Winkler Prins Encyclopedie

E. de Bruyne, G.B.J. Hiltermann en H.R. Hoetink (1947)

Gepubliceerd op 05-01-2022

Abraham van bemmelen

betekenis & definitie

Nederlands wis- en natuurkundige (Delft 19 Nov. 1763 -Den Haag 16 Aug. 1822), behoorde te Franeker en te Amsterdam tot de leerlingen van den hoogleraar Van Swinden en was werkzaam als lector aan de Fundatie-Renswoude te ’s-Gravenhage en als leraar aan het gymnasium aldaar. Hij heeft werken uitgegeven over waterbouwkunde, maar vooral heeft hij naam gemaakt door zijn Lessen over de Algebra of Stelkunst, die in Nederland op de meeste Latijnse scholen werden ingevoerd en meermalen zijn herdrukt.

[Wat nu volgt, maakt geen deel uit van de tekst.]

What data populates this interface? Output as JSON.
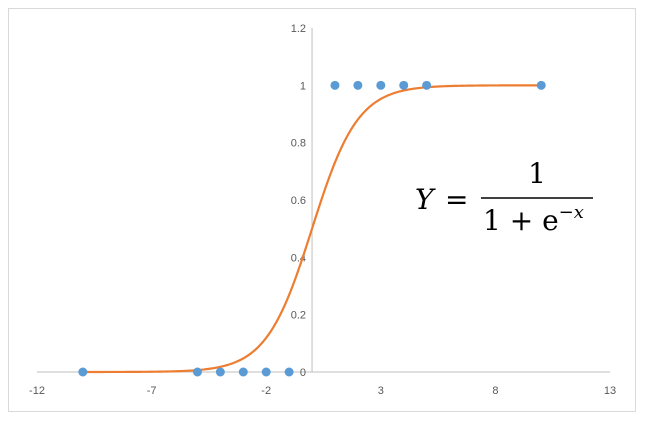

Bibl.: Inleiding tot de waterbouwkunde (1793); Grondbeginselen der proefondervindelijke natuurkunde (4 dln, 1799-1808); Onderzoek omtrent het ontvlammen van den phosphorus in het zoogenaamd ijdel der luchtpomp (1802); Lessen over de Algebra of Stelkunst (1818).